The control of the Balmain and Wests Magpies shareholders is curiouser still. Balmain’s governance is unremarkable in a sporting club sense; the company is in the control of its members.
Wests Magpies is fundamentally different. It has two shareholders: Western Suburbs Leagues Club Limited and Western Suburbs District Rugby League Football Club Limited. There’s three shares on issue in Wests Magpies: an A Class share, a B Class share and a C Class.
Wests Leagues holds the A Class and B Class shares, Wests Football holds the C Class, but Wests Leagues exerts control over Wests Football regardless. Complicated, much?
Wests Tigers is supposed to be governed by a nine-person board that includes “independent” directors. The concept of being a member of a football club connotes having a democratic say in things.
Conversely, that’s not really how the Wests Tigers structure operates. And it seems nobody really values any independent thinkers and doers there.
In line with the unequal shareholdings, Wests Magpies has the power to appoint many more directors to Wests Tigers than Balmain can. But a different problem exists, in terms of how Wests Magpies itself makes decisions.
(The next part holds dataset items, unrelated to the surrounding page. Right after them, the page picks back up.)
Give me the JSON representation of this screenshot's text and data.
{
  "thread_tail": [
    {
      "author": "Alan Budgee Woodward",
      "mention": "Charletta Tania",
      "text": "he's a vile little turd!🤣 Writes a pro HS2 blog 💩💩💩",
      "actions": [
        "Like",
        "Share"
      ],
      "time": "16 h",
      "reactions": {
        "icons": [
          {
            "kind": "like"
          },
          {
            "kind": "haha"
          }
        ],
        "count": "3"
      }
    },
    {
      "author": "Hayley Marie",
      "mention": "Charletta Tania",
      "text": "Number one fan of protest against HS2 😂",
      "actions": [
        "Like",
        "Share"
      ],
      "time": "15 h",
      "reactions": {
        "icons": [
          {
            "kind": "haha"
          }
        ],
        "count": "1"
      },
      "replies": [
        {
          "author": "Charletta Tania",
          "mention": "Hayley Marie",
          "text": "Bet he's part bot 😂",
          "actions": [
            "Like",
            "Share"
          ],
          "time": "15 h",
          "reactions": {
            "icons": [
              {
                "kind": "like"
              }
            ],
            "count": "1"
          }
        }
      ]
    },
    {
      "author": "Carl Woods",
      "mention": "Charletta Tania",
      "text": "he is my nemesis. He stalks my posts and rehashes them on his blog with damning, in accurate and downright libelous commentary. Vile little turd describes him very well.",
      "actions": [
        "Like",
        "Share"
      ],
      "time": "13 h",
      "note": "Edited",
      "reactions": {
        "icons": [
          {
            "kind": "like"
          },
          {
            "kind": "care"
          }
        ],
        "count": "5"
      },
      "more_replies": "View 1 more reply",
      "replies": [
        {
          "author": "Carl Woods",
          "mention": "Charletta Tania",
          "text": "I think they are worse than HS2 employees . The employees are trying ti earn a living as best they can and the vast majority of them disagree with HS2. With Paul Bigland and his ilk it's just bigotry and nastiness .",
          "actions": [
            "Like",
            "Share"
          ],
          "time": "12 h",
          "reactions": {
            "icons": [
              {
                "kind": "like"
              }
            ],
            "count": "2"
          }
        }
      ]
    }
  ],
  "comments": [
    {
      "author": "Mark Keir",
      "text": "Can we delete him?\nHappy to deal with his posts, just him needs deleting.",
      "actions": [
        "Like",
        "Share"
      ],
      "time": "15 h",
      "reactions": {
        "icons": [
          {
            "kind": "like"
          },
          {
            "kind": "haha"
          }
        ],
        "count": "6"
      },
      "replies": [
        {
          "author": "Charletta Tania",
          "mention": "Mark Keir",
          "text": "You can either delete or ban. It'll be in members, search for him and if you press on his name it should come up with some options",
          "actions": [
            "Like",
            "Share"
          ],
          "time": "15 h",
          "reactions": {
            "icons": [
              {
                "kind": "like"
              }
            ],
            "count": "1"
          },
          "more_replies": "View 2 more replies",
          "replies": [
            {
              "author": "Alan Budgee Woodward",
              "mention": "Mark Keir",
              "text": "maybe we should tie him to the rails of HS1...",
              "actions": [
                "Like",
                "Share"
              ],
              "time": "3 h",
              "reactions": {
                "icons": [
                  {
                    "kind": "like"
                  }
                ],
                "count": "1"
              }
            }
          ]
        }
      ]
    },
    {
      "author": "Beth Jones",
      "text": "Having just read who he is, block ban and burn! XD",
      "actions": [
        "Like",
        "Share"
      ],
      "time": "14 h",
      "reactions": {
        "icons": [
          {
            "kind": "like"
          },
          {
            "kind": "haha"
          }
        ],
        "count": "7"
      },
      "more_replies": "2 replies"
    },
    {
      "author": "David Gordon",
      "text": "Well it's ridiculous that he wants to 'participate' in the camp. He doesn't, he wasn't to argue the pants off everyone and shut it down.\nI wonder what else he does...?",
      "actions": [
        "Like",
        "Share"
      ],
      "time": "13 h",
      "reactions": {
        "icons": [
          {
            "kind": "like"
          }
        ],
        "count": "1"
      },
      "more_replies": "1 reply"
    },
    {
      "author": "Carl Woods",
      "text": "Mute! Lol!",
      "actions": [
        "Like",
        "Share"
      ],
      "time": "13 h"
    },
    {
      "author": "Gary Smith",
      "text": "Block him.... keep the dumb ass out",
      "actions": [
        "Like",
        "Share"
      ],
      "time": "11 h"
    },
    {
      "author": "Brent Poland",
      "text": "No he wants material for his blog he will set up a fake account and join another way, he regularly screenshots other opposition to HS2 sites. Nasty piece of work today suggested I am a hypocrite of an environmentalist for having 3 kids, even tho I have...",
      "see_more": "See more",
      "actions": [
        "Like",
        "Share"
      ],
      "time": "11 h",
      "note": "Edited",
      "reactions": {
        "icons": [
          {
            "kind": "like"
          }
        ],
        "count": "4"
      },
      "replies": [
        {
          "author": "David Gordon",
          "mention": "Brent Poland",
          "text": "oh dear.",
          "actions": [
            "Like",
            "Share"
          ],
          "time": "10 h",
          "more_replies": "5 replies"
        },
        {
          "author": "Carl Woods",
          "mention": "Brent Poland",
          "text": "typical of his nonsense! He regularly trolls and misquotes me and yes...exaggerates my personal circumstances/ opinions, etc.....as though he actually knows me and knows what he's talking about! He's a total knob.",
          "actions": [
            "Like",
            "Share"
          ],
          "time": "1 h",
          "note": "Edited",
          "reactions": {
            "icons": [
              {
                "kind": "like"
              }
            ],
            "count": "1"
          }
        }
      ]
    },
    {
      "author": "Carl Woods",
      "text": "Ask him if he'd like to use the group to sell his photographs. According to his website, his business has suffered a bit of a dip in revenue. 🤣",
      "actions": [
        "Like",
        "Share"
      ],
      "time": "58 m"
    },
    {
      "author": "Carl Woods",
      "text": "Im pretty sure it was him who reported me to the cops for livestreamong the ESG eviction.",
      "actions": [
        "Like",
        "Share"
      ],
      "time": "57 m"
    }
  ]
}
West Magpies is a registered club, governed by both the Corporations Act and the Registered Clubs Act. The latter legislation prescribes the classes of members a registered club can have, and other internal governance rules. Like most registered clubs, there’s thousands of members.
But a bizarre quirk of the Wests Magpies structure, is that the majority of power rests with a cohort of 20 “debenture” holders, who’ve (apparently) lent the club $100 at an interest rate of six per cent, in consideration for enjoying entry into the inner cabal that effectively controls Wests Magpies in terms of director appointments.
It’s those 20 lenders, who control four-fifths of the voting strength of Wests Tigers, and the NRL franchise itself. Democratic? Hardly. But there are other issues here as well.
Clause 47.1 of the Wests Tigers constitution says the company shall have a maximum of nine directors.
The appointment, removal and replacement of the directors is to occur in accordance with the company’s shareholder agreement and other instruments.
The word “independent” is used no less than 55 times across the Wests Tigers’ constitution and shareholders agreement. There’s even an entire schedule that defines what the term means.
Clause 4.11(g)(ii) of the shareholders agreement, governing the relationship between the Wests Tigers’ shareholders, casts material doubt on whether shareholders (not just Wests Magpies) can effectively give notice to remove an “independent director” as classified by the documents.
Clause 4.11(g)(i) permits a shareholder who appointed a non-independent director to remove that director. Clause 4.11(g)(ii) requires notice from both shareholders AND National Rugby League Limited, to remove an independent director.
Which then leads to this question: which of Charlie Viola, Michelle McDowell, Annabelle Williams and Barry O’Farrell are the “independent directors” for the purpose of the Wests
Tigers governance documents? Those documents, in places, contemplate there being two independent directors.
If there are only two directors of the four that, by proper definition, are the “independent directors”, legal questions exist about the proper basis for Wests Magpies’ belief that it, as the majority shareholder, can act alone.